理系思考の欠片もない連中

昨日、読売の記事を結果的に持ち上げることになってしまった日記を書いて若干後悔。今日付けの社説では、理系知識皆無のいかにも「マスゴミ」の典型的な作文でありました。
マスコミいわく「地震発生で手動で制動後、2kmも滑走した」なんてことが書いてありますが、自分で書いておいて理解できないのが朝日新聞
「新幹線脱線、安全性に死角 P・S波同時で検知できず」
http://news.goo.ne.jp/news/asahi/shakai/20041025/K0024201911123.html
「時速270キロで走る列車が完全停止するまでの時間(約1分半)や制動距離(約4キロ)が大きく変わるほどの効果は期待できない。」
自分で、270km/hで軌道上を走行時にフルブレーキをかけても、4kmの制動距離が出る、と書いているわけですよ。ブレーキの性能によるところもあるでしょうけど、とりあえずざっくり計算してみます。ブレーキとは運動エネルギーを減衰することになるわけですが、その運動エネルギーは質量×速度の二乗、つまり制動距離は運動エネルギーに比例すると考えていい。ということは、200km/hで走っていた14両編成の上越新幹線の制動距離は16両編成の東海道山陽新幹線に比べて、速度条件から見て約55%(200/270の二乗=0.548)に減り、さらに重さの違いで48%(0.548×14/16=0.48)にまで減ることになります。すなわち、4×0.48=1.92kmが制動距離ということになります。つまり「軌道から外れたのにほぼ性能通りの制動距離で、転倒することなく停止した」ということです。これをもって「安全対策が足りなかった」と言うのは果たして正しいのでしょうかね。改めて新幹線の技術力の高さを証明したとしか、私には思えない。

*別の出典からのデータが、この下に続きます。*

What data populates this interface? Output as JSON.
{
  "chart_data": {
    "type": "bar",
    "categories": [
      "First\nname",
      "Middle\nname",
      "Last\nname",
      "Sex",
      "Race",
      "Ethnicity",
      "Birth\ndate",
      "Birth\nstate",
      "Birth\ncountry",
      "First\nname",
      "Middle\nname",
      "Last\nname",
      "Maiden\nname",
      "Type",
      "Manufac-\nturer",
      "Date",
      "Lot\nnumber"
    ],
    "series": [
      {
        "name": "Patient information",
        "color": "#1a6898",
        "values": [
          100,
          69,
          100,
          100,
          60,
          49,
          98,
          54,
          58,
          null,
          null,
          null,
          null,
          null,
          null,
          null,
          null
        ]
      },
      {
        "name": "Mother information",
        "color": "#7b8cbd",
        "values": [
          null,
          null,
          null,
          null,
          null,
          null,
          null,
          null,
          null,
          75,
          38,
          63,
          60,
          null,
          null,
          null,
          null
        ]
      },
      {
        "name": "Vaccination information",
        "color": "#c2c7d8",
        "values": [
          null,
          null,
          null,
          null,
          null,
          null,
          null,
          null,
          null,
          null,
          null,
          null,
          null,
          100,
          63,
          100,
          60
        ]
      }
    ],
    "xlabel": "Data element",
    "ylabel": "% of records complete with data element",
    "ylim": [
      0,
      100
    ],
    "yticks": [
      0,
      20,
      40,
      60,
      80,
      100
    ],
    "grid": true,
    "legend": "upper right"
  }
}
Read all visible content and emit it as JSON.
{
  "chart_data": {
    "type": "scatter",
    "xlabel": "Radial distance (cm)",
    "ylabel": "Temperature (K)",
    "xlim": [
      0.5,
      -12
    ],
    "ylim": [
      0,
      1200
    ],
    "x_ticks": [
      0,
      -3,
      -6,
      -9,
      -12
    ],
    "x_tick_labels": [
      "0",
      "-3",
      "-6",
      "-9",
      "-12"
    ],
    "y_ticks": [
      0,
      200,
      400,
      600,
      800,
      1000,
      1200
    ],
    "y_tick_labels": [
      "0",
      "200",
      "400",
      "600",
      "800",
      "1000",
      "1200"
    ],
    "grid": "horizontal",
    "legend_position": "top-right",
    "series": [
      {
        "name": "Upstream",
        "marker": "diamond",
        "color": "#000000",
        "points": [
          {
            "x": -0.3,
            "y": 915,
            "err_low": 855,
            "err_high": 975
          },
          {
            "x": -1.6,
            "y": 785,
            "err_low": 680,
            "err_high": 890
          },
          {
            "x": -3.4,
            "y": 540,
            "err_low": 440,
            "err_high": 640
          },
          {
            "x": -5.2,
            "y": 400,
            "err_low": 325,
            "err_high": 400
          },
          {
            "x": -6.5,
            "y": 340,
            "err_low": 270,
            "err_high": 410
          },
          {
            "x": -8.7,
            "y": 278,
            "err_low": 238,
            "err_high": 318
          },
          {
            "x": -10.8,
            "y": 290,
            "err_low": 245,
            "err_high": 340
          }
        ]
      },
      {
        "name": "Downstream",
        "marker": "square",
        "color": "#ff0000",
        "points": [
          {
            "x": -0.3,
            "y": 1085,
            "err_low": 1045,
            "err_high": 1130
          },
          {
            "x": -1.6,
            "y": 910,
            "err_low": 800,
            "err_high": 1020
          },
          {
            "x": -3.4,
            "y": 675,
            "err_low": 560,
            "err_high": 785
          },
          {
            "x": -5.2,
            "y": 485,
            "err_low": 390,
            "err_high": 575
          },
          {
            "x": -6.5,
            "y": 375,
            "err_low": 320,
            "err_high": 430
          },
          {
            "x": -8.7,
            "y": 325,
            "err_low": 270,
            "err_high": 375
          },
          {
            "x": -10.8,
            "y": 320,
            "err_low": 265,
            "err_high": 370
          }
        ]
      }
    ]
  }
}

ブレーキ始動から2kmも、なんて言って、地震が起きたら1mたりとも動いてはならない、ようなことを主張していますが、もう一つ、根本的な問題をマスコミは忘れています。クルマで急ブレーキをかけたとき、自分はどうなるか。シートベルトをしていなければ、たかだか40km/h程度で走っていても、フロントガラスに一直線です。ましてや、200km/hで走る新幹線です。しかも乗客はシートベルトをしていない。もし、仮に制動距離が500mそこそこだとすると、乗客にかかる力は単純計算してその4倍。まあ、吹っ飛ぶでしょうね。列車が止まったのはいい。新幹線というハードは壊れなかったけど、車内は血の海、なんてことになりかねないのです。これだと、安全神話って何やねん、ということになるんですが、マスコミはそのことをわかってるのかと。わかってないんでしょう。
私は今回、新幹線には橋脚等も含めて震災対策としては満点を差し上げたい。橋脚は破損しているけど、阪神大震災のときの阪神高速のように倒壊した箇所は一つもないしね。日本は地震の起きる場所で暮らしている。だから「ここまでは現状でできる対策だ」というところを何らかの理由をもって立てるしかない。その理由は、予算によるところも多い。耐震構造にすることは当たり前の話ですが、コストがかかる。コストはそのまま税金や利用料金に跳ね返る。そのバランスをどこで取るか、ということです。その辺のバランスを論じないまま「安全神話崩壊」と叫ぶなんぞ、無責任も甚だしい。
そんなことでJRの揚げ足を取り、鉄道技術者を愚弄する連中は、今日もヘリコプターで被災地上空に騒音を撒き散らし、疲弊した被災者にマイクを向ける。ましてや女性なんぞ、この状況で化粧することすらままならぬ、その顔を全国に流す。何の権利あってそんな横暴が許されるのか。取材のついでに、社内で集めた救援物資でも持っていったのか? たとえそれが自分たちが取材した場所だけだったとしても、それは役に立つはず。こんなときだけ「公平を欠く」とか抜かしやがるんだろうけどね。
政府・自治体・自衛隊ほか、多くの組織は阪神大震災を教訓に行動できている。しかし、マスコミは全く成長していない。そのことは、インタネットの住人たちはしっかり見抜いているぞ。